Обстоятельное такое письмо, рассудительное. Правда, ругает меня в нем батька, но ругает по справедливости. Говорит, почему не отвечаешь на мое письмо, в котором упрекнул тебя. «Неужели не задели мои слова, не заставили задуматься? Ведь упрекнул я тебя с умыслом. Знаю слабость за тобой: часто любишь прихвастнуть (так и режет, не считаясь, что Максима от этих слов в жар бросает). И я подобной слабостью страдал когда-то, говорит о себе батька. И вот прислал ты газетку с фотографией Степана, а у самого небось мысль: „Жалко, что меня рядом с ним не пропечатали…“ Знаю, что была такая думка у тебя. Была потому, что в письме твоем вижу только гордость за Степана. А гордости собой, отделением своим, все солдаты которого, и ты в том числе, как пишется в газете, „отличники“, ты не высказываешь. Нехорошо! На колхозном собрании мы читали ту газету. По заслугам Степана Левады, по достижениям вашего отделения судили мы о всей нашей Армии Советской. И очень приятно нам, отцам, что сыновья наши – добрые хлопцы».
Прямо душа у меня кричит от этих слов! И приятно за батьку, что стал он не таким, каким я знал его с детства, и горько, что видит во мне того же Максима, какой был в Яблонивке, – ветрогона и хвастуна.
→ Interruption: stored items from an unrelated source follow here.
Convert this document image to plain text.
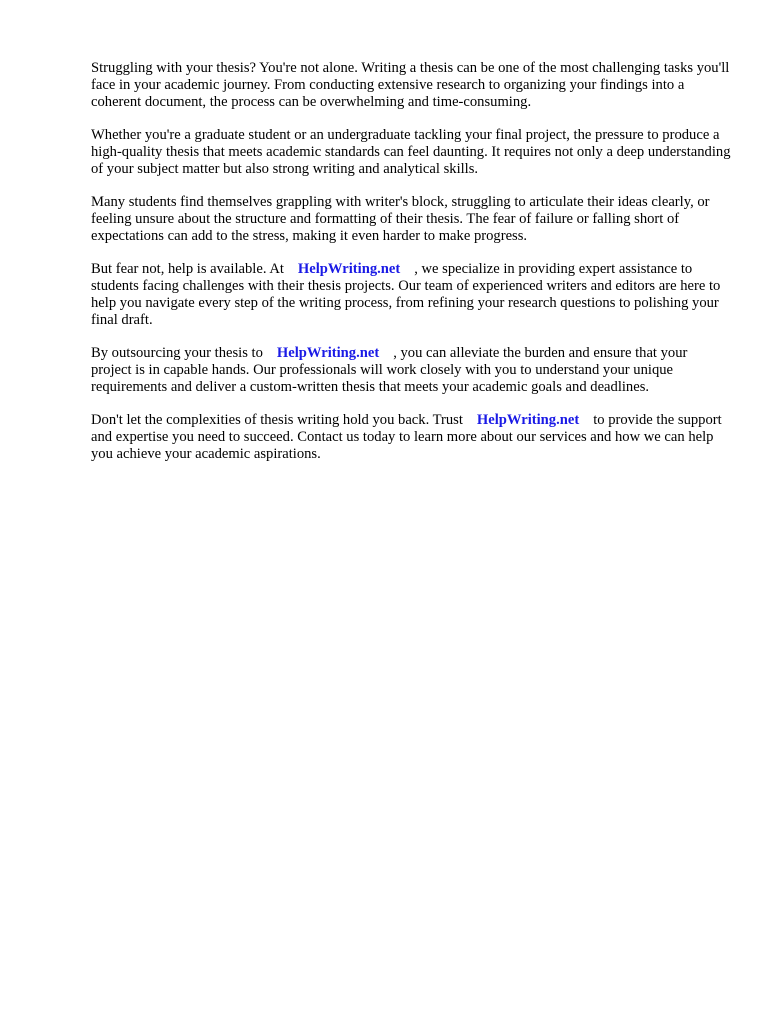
Struggling with your thesis? You're not alone. Writing a thesis can be one of the most challenging tasks you'll face in your academic journey. From conducting extensive research to organizing your findings into a coherent document, the process can be overwhelming and time-consuming.

Whether you're a graduate student or an undergraduate tackling your final project, the pressure to produce a high-quality thesis that meets academic standards can feel daunting. It requires not only a deep understanding of your subject matter but also strong writing and analytical skills.

Many students find themselves grappling with writer's block, struggling to articulate their ideas clearly, or feeling unsure about the structure and formatting of their thesis. The fear of failure or falling short of expectations can add to the stress, making it even harder to make progress.

But fear not, help is available. At HelpWriting.net , we specialize in providing expert assistance to students facing challenges with their thesis projects. Our team of experienced writers and editors are here to help you navigate every step of the writing process, from refining your research questions to polishing your final draft.

By outsourcing your thesis to HelpWriting.net , you can alleviate the burden and ensure that your project is in capable hands. Our professionals will work closely with you to understand your unique requirements and deliver a custom-written thesis that meets your academic goals and deadlines.

Don't let the complexities of thesis writing hold you back. Trust HelpWriting.net to provide the support and expertise you need to succeed. Contact us today to learn more about our services and how we can help you achieve your academic aspirations.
Неужели непонятно, что если он там с каждым днем вроде на вышку поднимается, то я в армии тем более!
Словом, мерили мы друг друга старыми мерками…
«И еще догадываюсь я, – пишет дальше батька, – что получил ты мое письмо и обиделся. Подумал: „Учусь я как следует, не так, как ты когда-то учился – «на первый сорт“.
Прямо в точку попал. Ей-ей, не голова у него, а телевизор! Удивительно, как он в этот телевизор не сумел разглядеть, что Максим в армии другим стал.